Pourquoi une telle supériorité de la langue grecque ?
- conquête d’Alexandre le Grand au Moyen-Orient : le grec est imposé comme langue véhiculaire. Le latin commence à s’implanter en Occident à l’époque d’Auguste. Mais le latin n’a pas été imposé radicalement. Il existe par ailleurs des niveaux de culture très variés. Le mode de vie qui domine est le modèle grec. L’Orient grec influence l’Occident latin avec ses modèles urbains : monuments, rues bien tracées, etc.
- l’empire est en voie d’unification culturelle.
Concentration des pouvoirs et des magistratures
Il s’agit d’une monarchie de fait mais qui ne dit pas son nom véritable. Il n’y a pas de titre de roi. Le principe d’Auguste est de ne créer aucune nouvelle institution mais de les modifier. Toutes les magistratures sont concentrées dans ses mains. C’est progressivement qu’il y a établissement d’une monarchie.
- Auguste prend un titre militaire : imperator.

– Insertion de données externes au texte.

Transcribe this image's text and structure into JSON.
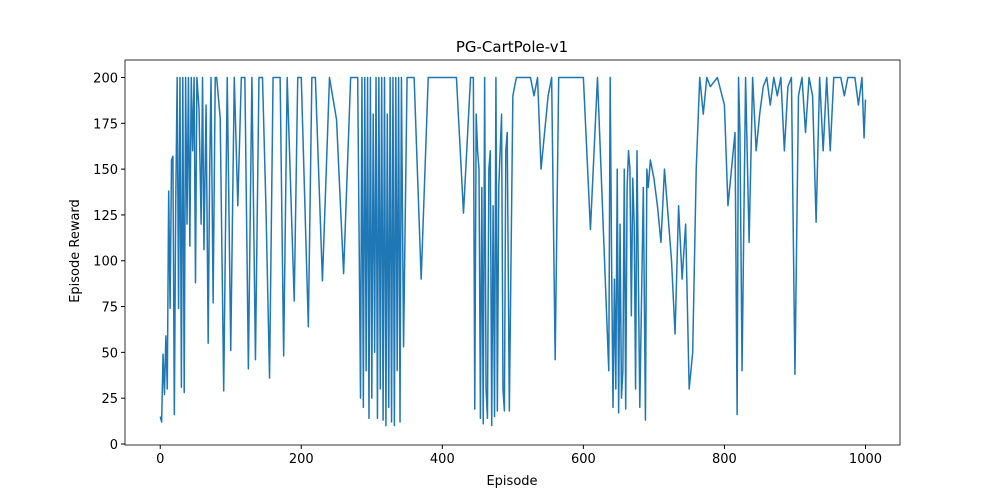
{
  "chart_data": {
    "type": "line",
    "title": "PG-CartPole-v1",
    "xlabel": "Episode",
    "ylabel": "Episode Reward",
    "x": [
      0,
      2,
      4,
      6,
      8,
      10,
      12,
      14,
      16,
      18,
      20,
      22,
      24,
      26,
      28,
      30,
      32,
      34,
      36,
      38,
      40,
      42,
      44,
      46,
      48,
      50,
      52,
      55,
      58,
      60,
      62,
      65,
      68,
      70,
      72,
      75,
      78,
      80,
      85,
      88,
      90,
      95,
      100,
      105,
      110,
      115,
      120,
      125,
      130,
      135,
      140,
      145,
      150,
      155,
      160,
      170,
      175,
      180,
      190,
      195,
      200,
      210,
      215,
      220,
      230,
      240,
      250,
      260,
      270,
      280,
      284,
      286,
      288,
      290,
      292,
      294,
      296,
      298,
      300,
      302,
      304,
      306,
      308,
      310,
      312,
      314,
      316,
      318,
      320,
      322,
      324,
      326,
      328,
      330,
      332,
      334,
      336,
      338,
      340,
      342,
      345,
      350,
      360,
      370,
      380,
      400,
      420,
      430,
      440,
      444,
      446,
      448,
      450,
      452,
      454,
      456,
      458,
      460,
      462,
      464,
      466,
      468,
      470,
      472,
      474,
      476,
      478,
      480,
      482,
      484,
      486,
      488,
      490,
      492,
      495,
      500,
      505,
      510,
      520,
      525,
      530,
      535,
      540,
      545,
      550,
      555,
      560,
      565,
      570,
      580,
      600,
      610,
      620,
      636,
      638,
      640,
      642,
      644,
      646,
      648,
      650,
      652,
      654,
      656,
      658,
      660,
      662,
      664,
      666,
      668,
      670,
      672,
      674,
      676,
      680,
      685,
      688,
      690,
      692,
      695,
      700,
      705,
      710,
      715,
      720,
      725,
      730,
      735,
      740,
      745,
      750,
      755,
      760,
      765,
      770,
      775,
      780,
      790,
      800,
      805,
      810,
      815,
      818,
      820,
      822,
      825,
      830,
      835,
      840,
      845,
      850,
      855,
      860,
      865,
      870,
      875,
      880,
      885,
      890,
      895,
      900,
      905,
      910,
      915,
      920,
      925,
      930,
      935,
      940,
      945,
      950,
      955,
      960,
      965,
      970,
      975,
      980,
      985,
      990,
      995,
      998,
      1000
    ],
    "series": [
      {
        "name": "reward",
        "color": "#1f77b4",
        "values": [
          15,
          12,
          49,
          27,
          59,
          30,
          138,
          74,
          155,
          157,
          16,
          131,
          200,
          74,
          200,
          31,
          200,
          28,
          200,
          120,
          200,
          108,
          200,
          160,
          200,
          88,
          200,
          183,
          120,
          200,
          106,
          185,
          55,
          145,
          200,
          77,
          200,
          200,
          178,
          90,
          29,
          200,
          51,
          200,
          130,
          200,
          200,
          41,
          200,
          46,
          200,
          200,
          128,
          36,
          200,
          200,
          48,
          200,
          78,
          200,
          200,
          64,
          200,
          200,
          89,
          200,
          177,
          93,
          200,
          200,
          25,
          200,
          20,
          200,
          40,
          200,
          14,
          200,
          25,
          180,
          50,
          200,
          14,
          200,
          30,
          200,
          13,
          200,
          10,
          180,
          20,
          200,
          12,
          200,
          10,
          200,
          40,
          200,
          12,
          200,
          53,
          200,
          200,
          90,
          200,
          200,
          200,
          126,
          200,
          200,
          19,
          180,
          160,
          150,
          14,
          140,
          11,
          200,
          30,
          14,
          150,
          160,
          10,
          130,
          15,
          200,
          18,
          140,
          160,
          180,
          30,
          18,
          160,
          170,
          18,
          190,
          200,
          200,
          200,
          200,
          190,
          200,
          150,
          170,
          190,
          200,
          46,
          200,
          200,
          200,
          200,
          117,
          200,
          40,
          200,
          100,
          20,
          90,
          30,
          150,
          17,
          120,
          25,
          40,
          150,
          19,
          140,
          160,
          150,
          70,
          145,
          120,
          30,
          160,
          20,
          140,
          13,
          150,
          140,
          155,
          145,
          130,
          110,
          150,
          125,
          100,
          60,
          130,
          90,
          120,
          30,
          50,
          150,
          200,
          180,
          200,
          195,
          200,
          185,
          130,
          150,
          170,
          16,
          200,
          170,
          40,
          200,
          110,
          200,
          160,
          180,
          195,
          200,
          185,
          200,
          190,
          200,
          160,
          195,
          200,
          38,
          190,
          200,
          170,
          200,
          190,
          121,
          200,
          160,
          200,
          160,
          200,
          200,
          200,
          190,
          200,
          200,
          200,
          185,
          200,
          167,
          188
        ]
      }
    ],
    "xlim": [
      -49.95,
      1048.95
    ],
    "ylim": [
      -0.55,
      209.55
    ],
    "xticks": [
      0,
      200,
      400,
      600,
      800,
      1000
    ],
    "yticks": [
      0,
      25,
      50,
      75,
      100,
      125,
      150,
      175,
      200
    ]
  }
}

Ce mot désigne « général en chef, suprême ».
- Il prend aussi plusieurs titres civils : il se fait élire consul plusieurs fois (pouvoir exécutif).
- Il prend aussi un autre titre politique : il se fait donner la puissance tribunicienne.

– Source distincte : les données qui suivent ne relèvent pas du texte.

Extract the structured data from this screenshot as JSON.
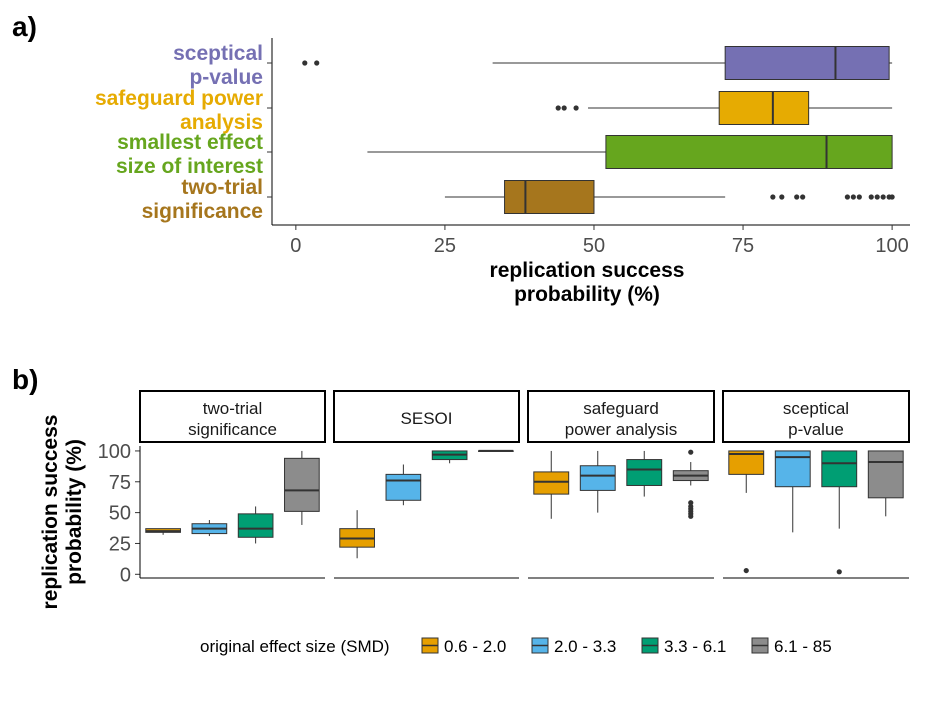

- → Il y a verrouillage de la vie politique du côté de la plèbe.
- Du côté du sénat, il est le président. Il est aussi censeur, c’est-à-dire qu’il est un magistrat qui contrôle la liste des sénateurs. Il possède un pouvoir (« proconsulaire ») sur les provinces : il nomme les gouverneurs.
- → Parler de « révolution romaine » est exagéré : ce contrôle progressif a pris 38 ans. Mieux vaut parler de réformes. Cette monarchie de fait s’appelle le principat (princeps : « premier des citoyens »).
- N.B. : le mot « empire » (qui désigne l’étendue des territoires) est utilisé couramment par les historiens modernes pour parler du régime du principat.
Modification des autres institutions
Le système des élections a peu à peu disparu. L’empereur dirige les nominations au sénat et édicte les lois. Le sénat n’a plus qu’un rôle honorifique : son pouvoir n’est que théorique. Le sénat, par contre, n’est toujours composé que d’aristocrates.
Nature du pouvoir impérial
Selon un point de vue moderne (cf. Montesquieu), Auguste possède les trois pouvoirs qui définissent la vie politique :
- il est consul : il détient le pouvoir exécutif
- il édicte les lois : il détient le pouvoir législatif
- il préside les tribunaux (il s’agit évidemment d’une présidence théorique, compte tenu du nombre de tribunaux) : il détient le pouvoir judiciaire. Cependant, un citoyen romain peut toujours faire appel auprès de l’empereur.
- à cela s’ajoutent des pouvoirs militaires et religieux.
Toujours selon un point de vue moderne, on parlerait aujourd’hui d’un régime dictatorial ou de monarchie absolue.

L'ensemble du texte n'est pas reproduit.